Магги не сознавала за собою особенного достоинства; но для нее было довольно, что Том ее назвал Магги, что он был доволен ею. Ничто не портило их наслаждение мечтательною тишиною, пока они прислушивалась к нежному трепетанию подымавшейся рыбы, к тихому шелесту, которым, казалось, переговаривались с водою наклоненные ивы и тростник. Магги думала: что за небесное блаженство сидеть у пруда и не слыхать брани! Она и не подозревала, что рыба клюет у нее, пока ей не – сказал Том; но она очень любила удить рыбу.
Это было счастливое утро. Они вместе пришли, вместе уселись, не думая, что жизнь когда-нибудь переменится для них; они только вырастут, оставят школу и для них будет вечный праздник; они всегда будут жить вместе и любить друг друга. И мельница с своим стуком, развесистое каштановое дерево, под которым они строили домики, их собственная речка Ритс, с ее родными берегами, где Том вечно искал водяных крыс, между тем, как Магги собирала пурпуровые маковки тростника, и широкий Флос, вдоль которой они часто блуждали, воображая себя путешественниками, чтобы полюбоваться весенним приливом, как подходит он, подобно жадному чудовищу – все эти предметы, им казалось, навсегда сохранят для них одинаковую прелесть. Том думал, что люди, которые жили в других местах, были несчастны; а Магги, читая, как Христиана проходила через реку, без моста, всегда представляла себе Флос, между зелеными пажитями.
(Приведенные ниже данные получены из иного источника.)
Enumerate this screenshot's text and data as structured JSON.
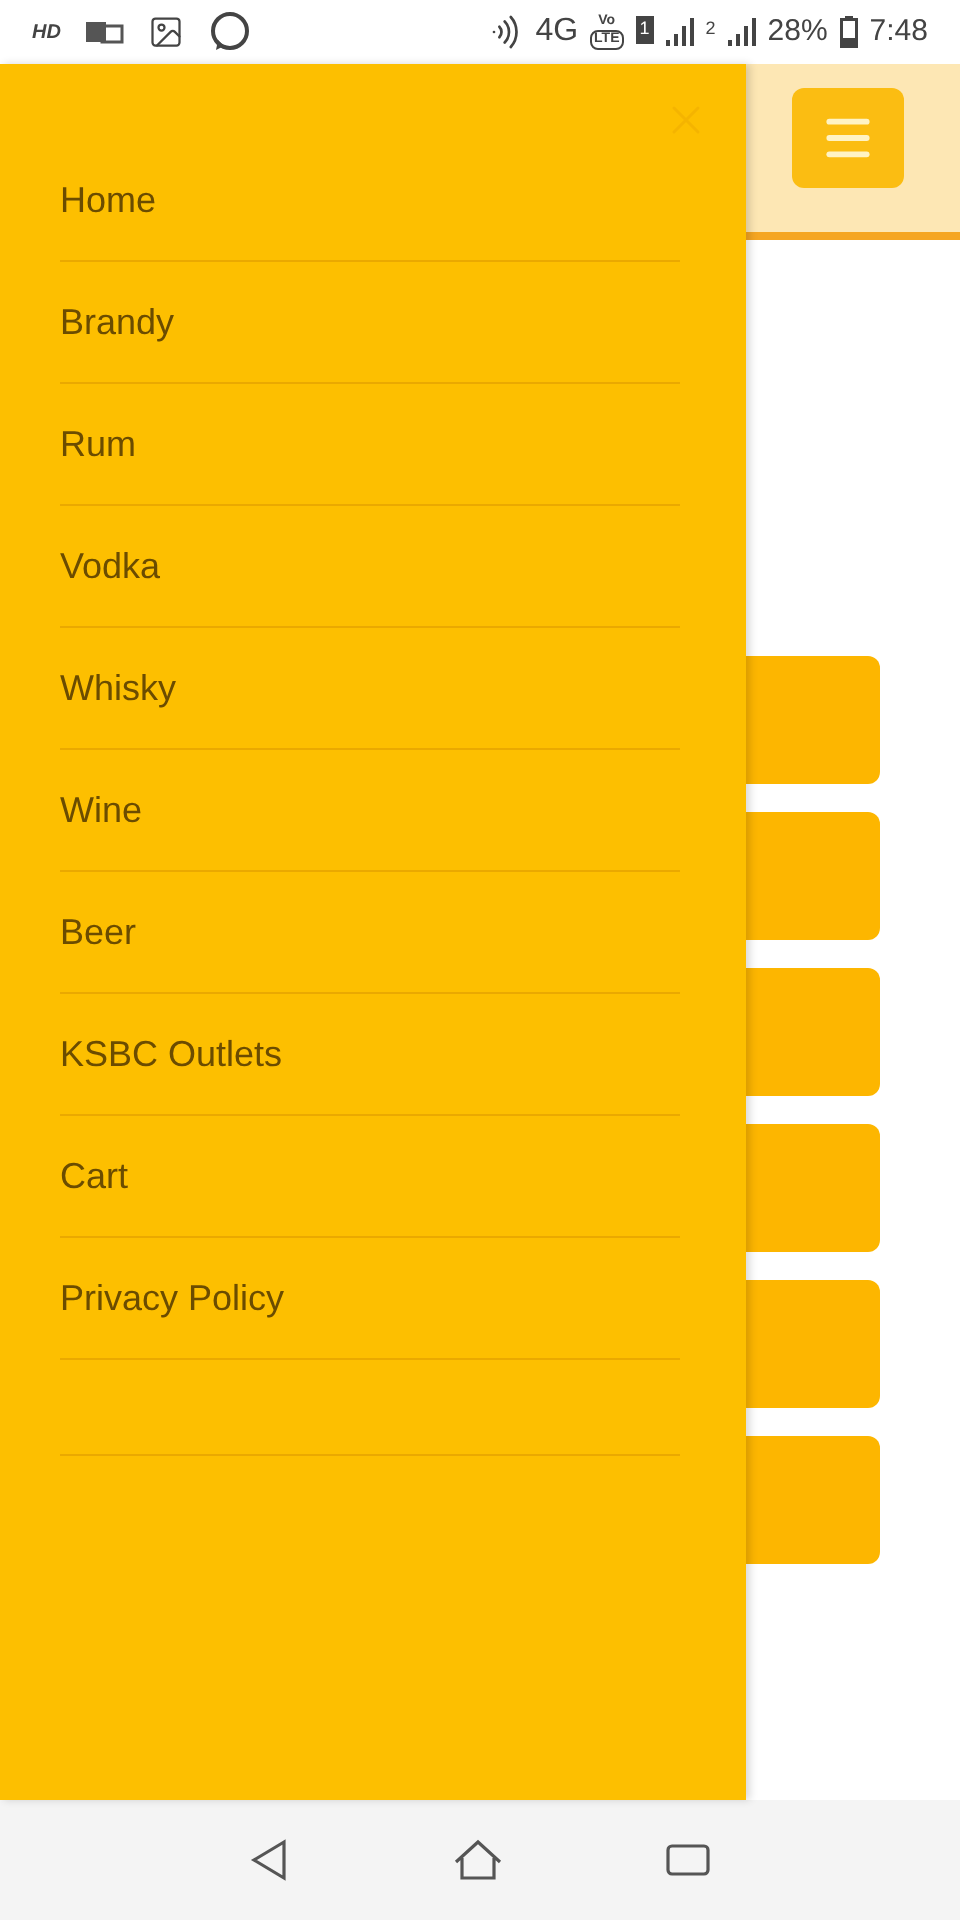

Жизнь переменилась и для Тома и для Магги; но они не ошиблись, веруя, что мысли и привязанности детства навсегда останутся неотъемлемою частью их существование. Никогда не любили бы мы природы, если б не протекало среди ее наше детство, если б не росли в ней те же самые цветы каждую весну, которые мы собирали нашими детскими пальчиками, сидя на траве и разговаривая сами с собою, если б не рделись каждую осенью те же самые ягоды шиповника на изгородях, если бы не щебетали те же самые красногрудые рыболовы, которых мы привыкли считать «божьими птенцами», потому что они никогда не портят посевов. Какая новизна стоит этого сладкого однообразия, где все нам известно, и где все, именно потому, нам нравится.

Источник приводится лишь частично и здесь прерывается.